Turn out the lights, the party’s over…

Well, Brickworld was a lot of fun – the biggest LEGO event I’ve ever attended, for sure. There were 35,000 square feet of ballroom space, about 600 attendees, and 4 days. I took well over 1,000 photos and had a great time.

Brickworld 2009: Setup
Setup (18 photos)
Brickworld 2009: Serious Play
Serious Play (28 photos)
Brickworld 2009: Presentations
Presentations (10 photos)
Brickworld 2009: Opening Ceremonies
Opening Ceremonies (6 photos)
Brickworld 2009: MOCs
MOCs (1,081 photos)
Brickworld 2009: Crowds
Crowds (7 photos)
Brickworld 2009: VIPs
VIPs (32 photos)

I arrived late Wednesday night and checked into the hotel for one night on my own, since my roommate was arriving Thursday afternoon. After he and his son arrived, I moved my stuff into his room. Sharing a room for an event like this is a really good deal from a financial point of view, but it raises some interesting etiquette questions, sharing living space with a near-total stranger. We got through it just fine though.

My LEGO contribution took about 10 seconds to set up, since all I brought was a block for the Micropolis display. On Thursday, I attended a workshop on Lpub, a program that automatically generates building instructions for LDRAW LEGO CAD files. I also attended several talks on Friday, the highlight of which was a talk by a 13-year-old girl named Olivia who was talking about LEGO from a girl’s point of view. That talk was a huge hit, so much so that she was invited to give it again on Saturday and Sunday, and all the LEGO executives and VIP’s wanted to talk to her – she was clearly the belle of the ball. She used PowerPoint to explain her talk, and avoided all the common pitfalls of PowerPoint – not a single bulleted list! And her speech was very well delivered, with just the right combination of opinion, facts, and wit. She has a career in public speaking ahead of her, in case the LEGO plans don’t work out… (but it sounds like there’s a ticket to Denmark with her name on it!)

I spent most of the weekend taking pictures. There were a lot of great models on display, filling three ballrooms at the hotel. One of the best was by Jenn Wagner (“The Brick Chick”), a great undersea diorama featuring a big blue fish surrounded by corals made out of Clikits and other organic-looking parts. It was amazing, especially under black light. She built a bunch of colored lights into it, and when they turned off the lights at night (since the theme of the event was all about light, we had lights-out times each night to see the models’ self-lighting) it was truly stunning. And the best part was that it was Jenn’s first-ever MOC (“my own creation”)!

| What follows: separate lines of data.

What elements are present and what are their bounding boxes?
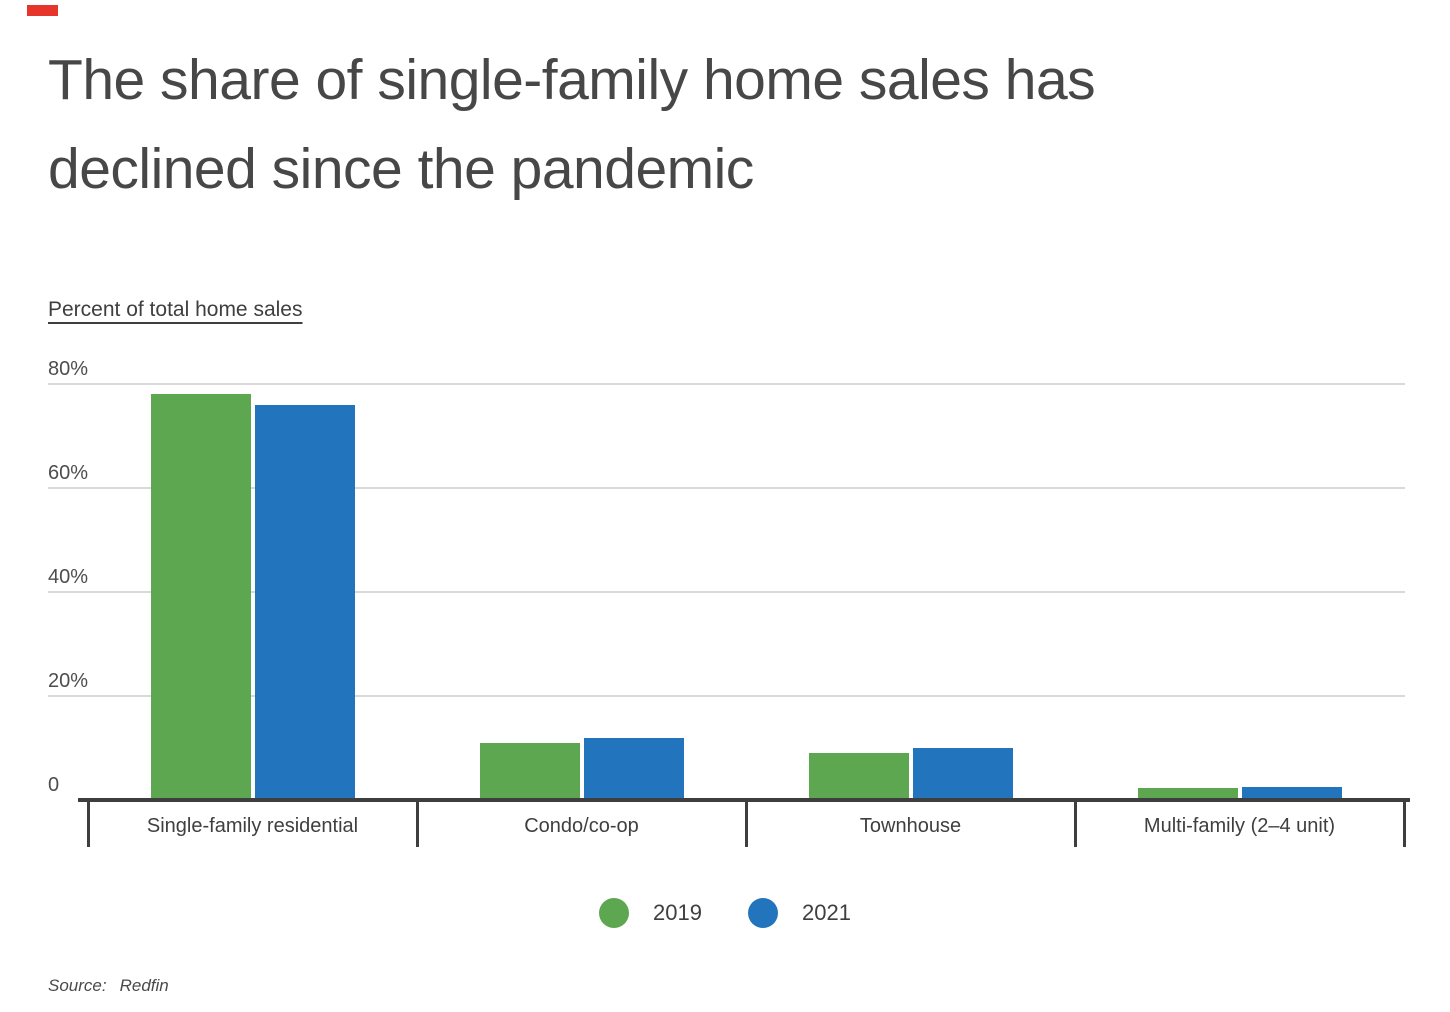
y-tick-label-60: 60%: [48, 462, 89, 484]
x-axis-line: [78, 798, 1410, 802]
gridline-40: [48, 591, 1405, 593]
bar-2021-3: [912, 748, 1013, 800]
source-value: Redfin: [119, 976, 169, 995]
x-axis-tick-1: [416, 800, 419, 847]
x-axis-tick-4: [1403, 800, 1406, 847]
legend-dot-2021: [748, 898, 778, 928]
bar-2021-1: [254, 404, 355, 800]
y-tick-label-40: 40%: [48, 566, 89, 588]
gridline-80: [48, 383, 1405, 385]
source-label: Source:: [48, 976, 107, 995]
bar-2019-1: [150, 394, 251, 800]
bar-2019-2: [479, 742, 580, 800]
bar-2019-4: [1137, 788, 1238, 800]
legend-dot-2019: [599, 898, 630, 928]
y-tick-label-80: 80%: [48, 358, 89, 380]
category-label-4: Multi-family (2–4 unit): [1143, 815, 1336, 837]
legend-label-2019: 2019: [653, 900, 702, 925]
chart-title-line2: declined since the pandemic: [48, 137, 754, 201]
x-axis-tick-2: [745, 800, 748, 847]
brand-accent-bar: [27, 5, 58, 16]
legend: 2019 2021: [0, 898, 1450, 928]
y-axis-title: Percent of total home sales: [48, 298, 303, 321]
bar-2019-3: [808, 753, 909, 800]
gridline-20: [48, 695, 1405, 697]
source-note: Source: Redfin: [48, 976, 169, 996]
legend-item-2021: 2021: [748, 898, 851, 928]
legend-item-2019: 2019: [599, 898, 702, 928]
category-label-3: Townhouse: [859, 815, 962, 837]
gridline-60: [48, 487, 1405, 489]
category-label-1: Single-family residential: [146, 815, 359, 837]
bar-2021-2: [583, 737, 684, 800]
y-tick-label-0: 0: [48, 774, 60, 796]
x-axis-tick-3: [1074, 800, 1077, 847]
x-axis-tick-0: [87, 800, 90, 847]
category-label-2: Condo/co-op: [524, 815, 639, 837]
y-tick-label-20: 20%: [48, 670, 89, 692]
legend-label-2021: 2021: [802, 900, 851, 925]
chart-title: The share of single-family home sales ha…: [48, 36, 1096, 214]
bar-2021-4: [1241, 787, 1342, 800]
chart-title-line1: The share of single-family home sales ha…: [48, 48, 1096, 112]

A big part of the fun, though, was getting away from the hotel. I had several lunches and dinners with convention attendees who shall remain nameless (partly to protect their privacy, but more in case I forget someone). Last night there was a party in the suite, which I tore myself away from to go to sleep around 1am.

But now, I took the train to Union Station, Chicago, stashed my luggage, and am exploring the sights. I found free WiFi in the food court at the base of the Sears Tower, after I just got done visiting the observation deck on the 99th floor. Next I am going to go wander around Da Loop. If you’re in the area, send me a tweet or something. My flight back to San Francisco leaves around 8:40 pm.